Mother’s Day is fast approaching! While the focus is on mothers, the best ideas of Mother’s Day gifts and all motherly figures in our lives, it’s also important to remember mothers from Indian mythology. In celebration of International Mothers’ Day, we’ve assembled a list of the greatest mothers our motherland has seen throughout history. So, without further ado, let’s take a ride back in time:
Parvati — Lord Ganesha’s, and Kartikeya’s mother, Lord Shiva’s exquisite consort. Her affection and endearment towards both of her sons were unparalleled. She is a gifted artist who used moulded clay to create Lord Ganesha (Vinayaka), his beloved son. Ganesha was created by her own hand, transcending life into a clay sculpture.
Sita, a legendary epitome of motherhood in the Ramayana, is a mythical figure. In Indian culture, she is regarded as the ideal wife and mother. She struggled and suffered greatly despite being born with a silver spoon in her mouth and being married to Sri Ram, the King of Ayodhya. S he was expecting when Sri Ram abandoned her at the behest of his subjects and send her to Sage Balmiki’s ashram in the forest. Sita gave birth to two sons, Luv and Kush when she was away from the palace. Sita raised, trained, and enlightened her sons on her own.

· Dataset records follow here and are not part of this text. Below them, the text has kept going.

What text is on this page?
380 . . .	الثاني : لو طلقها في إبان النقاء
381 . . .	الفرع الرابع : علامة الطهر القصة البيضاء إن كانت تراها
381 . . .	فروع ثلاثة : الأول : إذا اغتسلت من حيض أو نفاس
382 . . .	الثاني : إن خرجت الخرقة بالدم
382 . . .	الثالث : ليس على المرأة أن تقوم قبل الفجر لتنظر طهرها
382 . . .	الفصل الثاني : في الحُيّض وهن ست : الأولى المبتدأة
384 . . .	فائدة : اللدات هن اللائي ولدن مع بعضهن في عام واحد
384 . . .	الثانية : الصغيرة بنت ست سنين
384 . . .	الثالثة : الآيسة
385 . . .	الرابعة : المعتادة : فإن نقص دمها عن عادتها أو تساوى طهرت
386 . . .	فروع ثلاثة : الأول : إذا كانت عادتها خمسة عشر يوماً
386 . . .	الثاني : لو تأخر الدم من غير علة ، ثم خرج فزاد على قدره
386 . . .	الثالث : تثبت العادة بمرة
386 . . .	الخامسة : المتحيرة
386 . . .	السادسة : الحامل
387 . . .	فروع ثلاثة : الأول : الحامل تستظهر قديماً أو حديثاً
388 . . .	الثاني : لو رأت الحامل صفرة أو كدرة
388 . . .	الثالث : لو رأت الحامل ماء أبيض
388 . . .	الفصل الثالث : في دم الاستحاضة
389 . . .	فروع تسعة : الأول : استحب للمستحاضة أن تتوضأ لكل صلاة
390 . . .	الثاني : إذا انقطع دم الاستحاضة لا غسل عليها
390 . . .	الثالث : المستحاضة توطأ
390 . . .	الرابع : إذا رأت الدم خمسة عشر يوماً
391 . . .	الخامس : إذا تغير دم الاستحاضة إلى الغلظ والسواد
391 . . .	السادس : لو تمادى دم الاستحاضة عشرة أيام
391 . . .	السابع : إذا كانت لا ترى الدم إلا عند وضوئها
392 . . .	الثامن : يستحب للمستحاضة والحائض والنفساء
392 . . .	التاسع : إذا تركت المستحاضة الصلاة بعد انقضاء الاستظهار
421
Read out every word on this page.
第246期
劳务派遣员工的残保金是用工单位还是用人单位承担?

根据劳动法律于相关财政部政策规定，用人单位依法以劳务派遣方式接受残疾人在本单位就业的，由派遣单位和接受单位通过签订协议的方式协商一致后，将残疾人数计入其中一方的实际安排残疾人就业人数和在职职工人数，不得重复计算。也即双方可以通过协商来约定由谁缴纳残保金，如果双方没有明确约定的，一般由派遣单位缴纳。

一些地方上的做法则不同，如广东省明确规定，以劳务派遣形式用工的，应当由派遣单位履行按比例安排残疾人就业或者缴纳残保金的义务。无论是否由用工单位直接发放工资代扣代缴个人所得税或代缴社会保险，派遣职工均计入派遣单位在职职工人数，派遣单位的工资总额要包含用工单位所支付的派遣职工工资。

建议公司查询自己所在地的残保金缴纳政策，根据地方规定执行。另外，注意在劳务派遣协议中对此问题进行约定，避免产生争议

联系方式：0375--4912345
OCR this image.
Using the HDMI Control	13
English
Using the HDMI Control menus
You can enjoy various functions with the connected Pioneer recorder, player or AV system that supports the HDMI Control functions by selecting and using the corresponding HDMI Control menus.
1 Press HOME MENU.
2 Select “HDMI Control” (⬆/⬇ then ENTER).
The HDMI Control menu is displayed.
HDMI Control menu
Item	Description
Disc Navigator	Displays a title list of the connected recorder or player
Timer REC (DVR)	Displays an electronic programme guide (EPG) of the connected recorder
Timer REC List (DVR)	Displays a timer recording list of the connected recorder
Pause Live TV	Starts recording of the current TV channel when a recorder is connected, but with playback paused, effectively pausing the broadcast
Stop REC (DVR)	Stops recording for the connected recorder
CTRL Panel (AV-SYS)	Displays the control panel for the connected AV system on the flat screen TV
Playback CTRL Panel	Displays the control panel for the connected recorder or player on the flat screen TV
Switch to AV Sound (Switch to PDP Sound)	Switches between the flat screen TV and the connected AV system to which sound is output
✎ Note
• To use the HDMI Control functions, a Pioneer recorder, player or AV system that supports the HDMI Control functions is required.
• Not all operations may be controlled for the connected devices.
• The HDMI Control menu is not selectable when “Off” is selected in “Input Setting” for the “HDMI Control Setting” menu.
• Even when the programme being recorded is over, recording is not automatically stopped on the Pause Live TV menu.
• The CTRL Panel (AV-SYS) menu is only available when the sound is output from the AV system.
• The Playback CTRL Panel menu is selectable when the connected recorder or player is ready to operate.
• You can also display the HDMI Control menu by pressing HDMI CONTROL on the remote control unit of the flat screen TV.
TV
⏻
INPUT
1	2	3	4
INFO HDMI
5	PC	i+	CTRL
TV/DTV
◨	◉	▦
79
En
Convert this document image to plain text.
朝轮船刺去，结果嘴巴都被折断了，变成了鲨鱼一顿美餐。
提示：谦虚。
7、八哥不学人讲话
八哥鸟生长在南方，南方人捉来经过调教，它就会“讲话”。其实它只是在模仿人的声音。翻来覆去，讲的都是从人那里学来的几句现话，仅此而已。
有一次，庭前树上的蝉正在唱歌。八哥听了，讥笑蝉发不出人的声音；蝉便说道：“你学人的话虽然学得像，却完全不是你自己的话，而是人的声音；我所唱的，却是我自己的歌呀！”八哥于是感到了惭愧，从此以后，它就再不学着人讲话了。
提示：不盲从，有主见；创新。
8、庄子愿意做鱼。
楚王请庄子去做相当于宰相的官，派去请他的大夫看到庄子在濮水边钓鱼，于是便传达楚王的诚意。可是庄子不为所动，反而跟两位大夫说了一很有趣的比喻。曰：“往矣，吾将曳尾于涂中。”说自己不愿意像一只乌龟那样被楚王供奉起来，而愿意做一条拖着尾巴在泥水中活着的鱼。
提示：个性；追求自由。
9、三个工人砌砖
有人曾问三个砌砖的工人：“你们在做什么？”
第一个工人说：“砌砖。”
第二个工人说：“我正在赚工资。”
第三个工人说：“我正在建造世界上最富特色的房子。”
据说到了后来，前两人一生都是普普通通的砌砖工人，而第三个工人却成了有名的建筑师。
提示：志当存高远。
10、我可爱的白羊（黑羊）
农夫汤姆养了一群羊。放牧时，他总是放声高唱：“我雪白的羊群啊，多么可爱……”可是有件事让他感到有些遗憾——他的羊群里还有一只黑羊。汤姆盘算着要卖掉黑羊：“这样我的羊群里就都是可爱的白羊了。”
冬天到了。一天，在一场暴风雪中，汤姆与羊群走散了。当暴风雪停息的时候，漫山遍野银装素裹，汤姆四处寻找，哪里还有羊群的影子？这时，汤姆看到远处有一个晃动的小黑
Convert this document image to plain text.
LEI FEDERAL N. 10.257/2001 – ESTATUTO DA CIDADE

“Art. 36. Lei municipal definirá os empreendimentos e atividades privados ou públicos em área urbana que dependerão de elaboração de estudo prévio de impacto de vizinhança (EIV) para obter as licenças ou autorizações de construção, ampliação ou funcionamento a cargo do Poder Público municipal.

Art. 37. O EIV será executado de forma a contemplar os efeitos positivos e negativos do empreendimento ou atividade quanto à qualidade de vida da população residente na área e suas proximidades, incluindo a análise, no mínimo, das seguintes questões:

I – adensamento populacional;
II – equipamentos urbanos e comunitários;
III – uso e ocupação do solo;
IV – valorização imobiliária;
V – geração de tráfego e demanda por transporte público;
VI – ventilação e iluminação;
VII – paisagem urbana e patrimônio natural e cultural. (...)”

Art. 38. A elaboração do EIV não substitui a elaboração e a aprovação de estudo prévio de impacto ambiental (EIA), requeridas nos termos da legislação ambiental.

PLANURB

Yashoda is a character from Indian mythology who is revered as Lord Krishna’s adoring mother. Despite the fact that she was a foster mother, she couldn’t stop thinking about her son. She couldn’t help but be concerned for him while he was out of sight. Krishna meant the world to her. Her mother’s love was unwavering, selfless, and limitless. For ages, it has served as the inspiration for many plays, films, and songs.
Kunti, the Pandavas’ mother, was a gentle and great woman from the Mahabharata epic. She was given a mantra as a child that allowed her to have a child with any god she invoked. As a result, she became the mother of Karna from God Sun. She had to give up the child due to social strain, and it broke her heart forever. After her husband, King Pandu accidentally killed a sage and was cursed with impotence, she and Madri used the same mantra to beget five sons from different gods later in life. Kunti raised all of her sons with equal love and care after Pandu and Madri died.
Shakuntala was a single mother to Bharat. After being rejected by her husband Dushyant, who did not accept her due to Sage Durvasa’s curse, she raised her son Bharat alone and trained him to be a powerful and brave young man. Shakuntala was the Apsara Menaka’s daughter and the daughter of Sage-Vishwamitra. Her son, Bharat, is known for being so brave that he turned playing with lioness cubs into a sport by opening their mouths and counting their teeth. She is regarded as a damsel in distress and a demure male. Yet, there’s something about going through a tough time that brings out the best of people.
These mythological mother characters are unrivalled, fierce, and relentless in their care of their children while still showing an inimitable and captivating personification. For their various obligations and affinity, these mothers are still respected, cherished, and admired. They have already achieved Holiness and sanctity, and they will be honoured in perpetuity.